As was customary, Kibbutz Maagan began with agriculture, relying on all residents to help in the fields. This program was instrumental in turning the desert lands of Israel into many productive fields and orchards. Throughout the Jewish world in the 60's, 70's and 80's, speakers and rabbis encouraged young adults to volunteer and work at a kibbutz in the new country. We heard many such stories. Eli met his wife who came from Holland to work at Maagan. Our native Zimbabwean guide in Jerusalem started her life in Israel on a kibbutz. A family friend from Ohio also met her Russian husband on a kibbutz and now lives in Israel with her family. The kibbutz served as the Facebook of its time, connecting Jews from all parts of the globe.
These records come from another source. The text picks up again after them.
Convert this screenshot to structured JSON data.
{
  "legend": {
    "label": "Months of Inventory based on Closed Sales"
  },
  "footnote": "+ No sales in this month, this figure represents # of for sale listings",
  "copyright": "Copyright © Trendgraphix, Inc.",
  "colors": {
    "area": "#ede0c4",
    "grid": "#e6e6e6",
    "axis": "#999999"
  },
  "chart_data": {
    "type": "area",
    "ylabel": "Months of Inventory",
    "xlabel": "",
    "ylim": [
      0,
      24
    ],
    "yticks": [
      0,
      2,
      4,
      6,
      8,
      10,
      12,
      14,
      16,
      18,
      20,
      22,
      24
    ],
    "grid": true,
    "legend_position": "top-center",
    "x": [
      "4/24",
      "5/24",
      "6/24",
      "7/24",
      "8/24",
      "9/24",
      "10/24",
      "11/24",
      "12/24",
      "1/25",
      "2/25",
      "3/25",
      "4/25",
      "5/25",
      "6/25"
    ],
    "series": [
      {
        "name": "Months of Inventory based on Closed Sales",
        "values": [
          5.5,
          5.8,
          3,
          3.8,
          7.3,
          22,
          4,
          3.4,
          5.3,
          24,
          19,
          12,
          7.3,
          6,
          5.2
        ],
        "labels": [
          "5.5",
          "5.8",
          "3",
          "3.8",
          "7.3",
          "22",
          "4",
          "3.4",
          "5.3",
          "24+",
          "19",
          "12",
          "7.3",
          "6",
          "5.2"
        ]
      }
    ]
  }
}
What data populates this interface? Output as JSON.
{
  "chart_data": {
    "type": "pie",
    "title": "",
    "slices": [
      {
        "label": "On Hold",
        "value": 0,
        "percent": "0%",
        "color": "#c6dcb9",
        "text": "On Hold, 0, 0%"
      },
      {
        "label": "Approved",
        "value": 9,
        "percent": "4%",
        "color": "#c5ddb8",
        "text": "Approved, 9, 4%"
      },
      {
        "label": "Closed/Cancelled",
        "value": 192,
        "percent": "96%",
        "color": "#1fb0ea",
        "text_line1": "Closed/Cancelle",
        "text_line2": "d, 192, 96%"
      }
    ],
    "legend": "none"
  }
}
The big changes at this kibbutz occurred six years ago. The commune was losing members. Individuals wanted their own cars, homes and careers. None of Eli’s children remained on the kibbutz. After a passionate vote, rules changed. Salaries are no longer equal although there is a minimum wage. A member can earn more if they work longer or have a better job. They can now work outside the kibbutz. And each family has its own budget. Major decisions for the kibbutz are still made by direct vote from each member but day to day ones are controlled by an economic manager and a social one.
|Elderly Workshop Gifts|
Vestiges of the socialist era remain - a common dining room, laundry room, daycare, and a workshop for elderly people. Bicycles are scattered around for anyone’s use. Sadly, no more young volunteers work there. As Eli commented “paid employees stay longer”. Some of the members continue to farm 400 acres for bananas, avocados, and grapefruit but most of their income is from the Kibbutz Maagan Holiday Village hotel where we stayed. Eli now works with Christian and Jewish companies in the United States who sponsor tours of Israel and send their filled buses to the hotel. From Maagan, many holy and historical sites are available. Since membership is no longer required to stay on the kibbutz, many students from Tel Aviv and Jerusalem attend a nearby university, work at the hotel, and rent an apartment on the kibbutz.
|Buses in front of hotel|
|Front yard of kibbutz home|
Eli smiled warily as we left. He loved growing up on the kibbutz and raising his family there. But he knew the changes were necessary. Encouraged by the slight up-tick in members since the rules were revised, the kibbutz expects more will be enticed to work there. Maybe even Eli's grandchildren will continue this century old tradition. He can only hope so.